Les Petits Mouchoirs küçük, samimi hikayesi olan bir film. Oyuncuların hepsi çok güzel. Şarkılar daha da güzel. Sıradan insanların gündelik hayattaki ilişkilerine odaklanan filmleri benim gibi seven biriyseniz (Goffman’ın favori teorisyenlerimden biri olmasına şaşmamalı)  bu film size göre. Paris’i, L’heur d’ete’yi izlediyip beğendiyseniz, bu filme bir şans verin derim. 

4 yorum:

  1. Peşinen uyarı: Spoil içerme ihtimali var.

    Biz de geçenlerde izlemiştik bu filmi. Cenk tabi ki nefret etti. (Herhangi bir Fransız filminden nefret etmesi için filmin kötü olmasına ihtiyaç yok, zira önyargıları 10 kaplan gücünde bu konu için). Ancak benim için büyük umutlarla başlamış olan film sonlarına doğru tam tersi istikamete yöneldi. Bunun çeşitli sebepleri olabilir; mesela bu kadar basit ve günlük bir konunun 2,5 saatte anlatılması gibi. Filmde birçok karakter var ve her karaktere eşit oranda zaman ayrılmaya çalışılmış olması, izlerken beni çok dağıttı. Sürekli bir esas kız, esas çocuk arayışına düşüp bulamama bocalamasını yaşadım. Bu insanlar birbirlerini nereden tanırlar, nasıl böyle arkadaş olmuşlar, insanlıktan bu kadar nasiplerini almayan tipler filmin sonunda nasıl bu şekilde bir araya gelebiliyolar, vs vs. Filmde "o nerden çıktı, şimdi bu niye böyle oldu" dediğim çok yer oldu. Kısacası bazı olayları hiç anlamadım. Oyuncuların adını aklımda tutamama gibi bir eksikliğim vardır, o nedenle tarifle anlatmaya çalışayım, Vincent olsa gerek, o esmer adamı ben çok severim. Ondan tam beklediğim performansı aldığımı söyleyebilirim. Pinti adam da baya canavardı ama diğer oyuncular beni çok da tatmin etmedi. Mesela pintiye aşık olan adam ya da sürekli aşk hayatını anlatıp baygınlık veren adam gibi. Bir de o beyaz saçlı adam hiç mi olmasaydı acaba? Çünkü burda birilerinin dostluk anlayışı o grubunki gibiyse, böyle bir tezata yer verip vurguyu fazla parlatmaya gerek var mıydı bilemedim. İzlerken kabullenmeyi tercih ederdim.

    Tatil sahneleri, yani gerçek anlamda tatil yaptıkları anlar çok güzel çekilmiş. Gidip yanlarına oturasım geldi sık sık. Bir de filmin başındaki o motorlu meşhur sahne, hayatımda izlediğim en etkileyici kaza sahnelerinden biriydi. Oturduğum yerde zıpladım diyebilirim.

    Genel olarak, keşke daha iyi olsaydı dedim film bittiğinde. Bir de daha kısa tabii.

    Yorumum yazından uzun oldu sanırım :) Burada bitireyim ve heyecanla gelecek yazılarını bekleyeyim :)

    YanıtlaSil
  2. Cok sevindim yorumunu gorunce vallahi hem de cocuklar gibi :)

    Benim yorumumda "ihtimali" yok direk spoiler var soylemeden gecmiyeyim!

    Oncelikle o kaza sahnesi muhtesem. Film bittikten sonra 3-4 kere tekrar tekrar izledim. Hatta burada da yazmadim, izlemeden okuyan cikarsa seyir zevki bozulmasin diye. Boyle laylay izlerken aynen senin gibi bi zipladim ben de.
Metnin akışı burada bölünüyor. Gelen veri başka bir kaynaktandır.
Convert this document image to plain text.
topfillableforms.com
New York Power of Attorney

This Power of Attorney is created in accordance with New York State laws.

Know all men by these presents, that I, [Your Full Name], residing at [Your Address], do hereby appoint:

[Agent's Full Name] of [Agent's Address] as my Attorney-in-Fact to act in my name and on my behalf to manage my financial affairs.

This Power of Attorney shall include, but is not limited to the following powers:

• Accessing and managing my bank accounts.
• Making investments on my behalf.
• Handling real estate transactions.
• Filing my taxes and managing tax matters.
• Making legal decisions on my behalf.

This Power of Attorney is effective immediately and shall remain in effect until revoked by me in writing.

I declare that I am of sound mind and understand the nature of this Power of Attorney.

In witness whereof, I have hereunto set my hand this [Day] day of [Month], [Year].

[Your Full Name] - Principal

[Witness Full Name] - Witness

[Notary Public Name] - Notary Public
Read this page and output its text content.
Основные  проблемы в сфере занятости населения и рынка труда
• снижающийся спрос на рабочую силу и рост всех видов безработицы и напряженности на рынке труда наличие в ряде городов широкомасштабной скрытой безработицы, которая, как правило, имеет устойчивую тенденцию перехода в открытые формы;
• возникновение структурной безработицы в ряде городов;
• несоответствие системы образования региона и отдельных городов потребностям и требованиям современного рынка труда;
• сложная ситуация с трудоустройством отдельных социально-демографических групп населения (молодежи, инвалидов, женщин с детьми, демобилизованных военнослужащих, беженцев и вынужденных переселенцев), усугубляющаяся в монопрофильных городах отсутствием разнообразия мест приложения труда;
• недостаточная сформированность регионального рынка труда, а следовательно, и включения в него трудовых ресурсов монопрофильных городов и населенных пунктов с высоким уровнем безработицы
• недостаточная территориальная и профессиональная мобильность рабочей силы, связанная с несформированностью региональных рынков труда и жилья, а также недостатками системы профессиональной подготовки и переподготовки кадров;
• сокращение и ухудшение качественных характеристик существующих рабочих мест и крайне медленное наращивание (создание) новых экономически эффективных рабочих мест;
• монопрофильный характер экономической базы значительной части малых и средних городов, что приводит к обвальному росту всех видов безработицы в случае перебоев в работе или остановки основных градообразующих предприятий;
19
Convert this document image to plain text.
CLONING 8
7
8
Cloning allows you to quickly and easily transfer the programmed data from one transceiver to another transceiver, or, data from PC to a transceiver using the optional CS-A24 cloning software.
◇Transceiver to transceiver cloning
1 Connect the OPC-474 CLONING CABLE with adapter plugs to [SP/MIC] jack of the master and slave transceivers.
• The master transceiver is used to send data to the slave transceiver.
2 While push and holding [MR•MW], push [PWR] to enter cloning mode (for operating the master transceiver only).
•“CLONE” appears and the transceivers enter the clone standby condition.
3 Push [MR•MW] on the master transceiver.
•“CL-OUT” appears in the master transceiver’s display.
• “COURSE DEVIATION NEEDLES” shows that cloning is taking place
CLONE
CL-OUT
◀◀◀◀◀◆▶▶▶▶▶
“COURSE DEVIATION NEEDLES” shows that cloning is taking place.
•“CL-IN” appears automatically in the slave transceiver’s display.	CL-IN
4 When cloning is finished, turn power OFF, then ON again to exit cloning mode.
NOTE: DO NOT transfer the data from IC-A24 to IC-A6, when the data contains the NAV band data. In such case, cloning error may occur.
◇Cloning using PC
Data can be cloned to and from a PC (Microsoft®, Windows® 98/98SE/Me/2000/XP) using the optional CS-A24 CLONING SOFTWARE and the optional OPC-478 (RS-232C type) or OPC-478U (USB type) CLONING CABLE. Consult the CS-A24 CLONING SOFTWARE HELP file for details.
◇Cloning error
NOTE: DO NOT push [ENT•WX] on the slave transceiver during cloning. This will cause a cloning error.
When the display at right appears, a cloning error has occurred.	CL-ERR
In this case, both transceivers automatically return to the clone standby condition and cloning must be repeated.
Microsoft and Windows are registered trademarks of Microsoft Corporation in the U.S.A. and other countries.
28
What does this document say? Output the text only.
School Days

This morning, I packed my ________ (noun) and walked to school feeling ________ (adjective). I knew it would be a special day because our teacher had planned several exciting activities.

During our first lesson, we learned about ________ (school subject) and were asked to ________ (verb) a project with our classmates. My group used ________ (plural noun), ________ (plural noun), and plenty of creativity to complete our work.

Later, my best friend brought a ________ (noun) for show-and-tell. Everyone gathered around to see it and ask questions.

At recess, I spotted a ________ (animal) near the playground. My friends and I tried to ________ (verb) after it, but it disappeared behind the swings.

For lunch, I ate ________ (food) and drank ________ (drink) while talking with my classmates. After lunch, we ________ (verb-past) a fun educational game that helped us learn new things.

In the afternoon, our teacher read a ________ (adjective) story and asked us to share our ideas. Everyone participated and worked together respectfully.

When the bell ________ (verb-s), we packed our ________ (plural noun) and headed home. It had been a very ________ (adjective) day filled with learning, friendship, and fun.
    Surekli askini anlatan ergen kilikli adam uyuz etti beni. Yani canlandirdigi miyminti karakter uyuz etti. O yuzden aferin dedim. Cok da bi olayi yoktu zaten. O grubun en zayif halkasi gibi bisiydi. Max'e asik olan adama da sanirim Max durup durup laf soktugu icin uzuldum mu nedir o yuzden sevdim :) Yoksa onun da karakterinin asik olmak disinda pek bi olayi yoktu. Marie'ye gelince: bi sahne vardi yemek masasinda otururlarken Marie'nin sevgilisi gitar calip sarki soyluyordu o sahnede kadinin sadece yuz ifadesinden duygularinin nasil degistigini anliyordun, iste o sahneye bayildim resmen. Onu da geri alip 3-4 defa izledim sonra :) Beyaz sacli Jean Louis bence de olmasa olurmus. Hele hele sonda cikip siz soylesiniz boylesiniz demesine uyuz oldum. Iyi de sen neden ahlak otoritesi oldun ki bi anda. Bi de en sonda mezarliga artist artist gidip kum filan dokmesi. Bi de sonunda gunah cikarttiklari sahneyi sevmedim zira film Ludi ile olan iliskileri uzerine olan bi film degildi pek. O kiyisindaydi anlatilan seylerin. Yani sen soyle iyiydin bana boyle yol gosterdin cart curt demeleri ic bayiciydi. O sahnelerin olmamasini tercih ederdim. Daha guzel bi son olabilirmis.

    Bu arada 2005 yapimi bi film var adi Paris. Juliette Binoch, Max bi de senin esmer adam oynuyor :) Nefis Paris cekimleri, goruntuleri var. O da ayni bunun gibi micro iliskilere bakiyor. Ben cok sevmistim, tavsiye ederim.

    YanıtlaSil
  3. 2005 demisim, dogrusu 2008 olacak.

    YanıtlaSil
  4. Benim sevdiğim adamın adı Gilles Lellouche'muş :)

    Ben de bu adamı ilk "It had to be you" diye bir filmde görmüştüm. Her ne kadar IMDB puani 5.7 olsa da çok sevmiştim filmi. Meğer nice filmleri varmış!